STUDIO PIC1I am a sculptor, maker, letter carver, and stone mason living and working in Cambridge. For the last 30 years I have worked in stone, mainly indigenous British quarried stone. I trained as a stone mason in the early 1980’s. After obtaining a Fine Arts degree, I spent the following decade working as an artist, a truck driver and renovating houses.

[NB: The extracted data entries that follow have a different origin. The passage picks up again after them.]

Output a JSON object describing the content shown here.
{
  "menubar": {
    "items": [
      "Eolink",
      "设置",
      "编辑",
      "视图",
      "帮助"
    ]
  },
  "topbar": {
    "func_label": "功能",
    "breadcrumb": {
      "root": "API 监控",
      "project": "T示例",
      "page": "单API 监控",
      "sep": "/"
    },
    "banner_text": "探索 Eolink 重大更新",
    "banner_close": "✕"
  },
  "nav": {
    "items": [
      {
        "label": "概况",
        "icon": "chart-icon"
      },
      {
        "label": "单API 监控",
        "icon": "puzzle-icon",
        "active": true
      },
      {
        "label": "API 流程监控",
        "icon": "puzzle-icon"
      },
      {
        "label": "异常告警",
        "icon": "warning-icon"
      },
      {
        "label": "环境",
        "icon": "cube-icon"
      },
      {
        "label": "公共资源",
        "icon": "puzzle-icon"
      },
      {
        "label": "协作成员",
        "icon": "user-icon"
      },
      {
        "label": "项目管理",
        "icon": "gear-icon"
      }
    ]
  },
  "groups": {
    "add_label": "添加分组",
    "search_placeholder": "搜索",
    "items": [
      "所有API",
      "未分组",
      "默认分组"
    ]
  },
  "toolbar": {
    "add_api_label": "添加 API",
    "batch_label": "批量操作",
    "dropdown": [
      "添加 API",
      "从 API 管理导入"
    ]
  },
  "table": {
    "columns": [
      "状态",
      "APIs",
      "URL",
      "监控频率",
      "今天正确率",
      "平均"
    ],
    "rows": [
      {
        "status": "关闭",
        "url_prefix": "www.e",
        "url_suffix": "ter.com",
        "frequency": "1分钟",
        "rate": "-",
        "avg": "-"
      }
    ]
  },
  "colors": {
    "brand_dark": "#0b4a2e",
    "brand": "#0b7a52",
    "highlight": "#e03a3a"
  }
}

I have worked in quarry masonry shops and as a sub-contractor on a variety of restoration, renovation, historic building and ecclesiastical projects. Throughout this time I have produced a considerable number of bespoke memorials as well as making work that is influenced by my life long interest in archaeology, artefacts, folk art, and signs and symbols.
A move to Cambridge has afforded me the time, space and opportunity to balance my work. I am able to spend more time on fulfilling the need to work with the personal and the meaningful, while continuing to work on memorial commissions, sculpture, small works and architectural detail.

My sculptural work is concerned with subjects that have preoccupied me all my life. In part these are philosophical – relating to a search for meaning and completeness in paradox and opposites. They also represent attempts in 3D form to find ways of expressing intimations of loss, time, memory, and imagined histories.

In a practical sense the work is informed by my training as a stone mason and architectural carver. It utilises the disciplines and geometry of the craft that has formed my life for many years; carving and incising stone is the art of manipulating light and shade upon a solid surface. The work is also coloured by travel, particularly on the Mediterranean coast and islands, and the South Western states of the US.

Literature is also important, I don’t make work to depict but to evoke, rather as poetry seeks not to describe but rather to resonate. The short story in its honed and polished completeness also plays a part.

The pieces often contrast highly finished surfaces with the broken edges of ruin; a form of ambiguity. Archaeology, artefact, patina, myth, implied narrative are also all informative. It seems both more poignant and increasingly urgent to create by eye and hand at a time of accelerating change. The work I make resembles, without being homiletic or proscriptive, a form of memento mori and evokes time, loss & passing.

I think of my work as something made with discipline, purpose and consideration, that together enable it to act as more than decoration.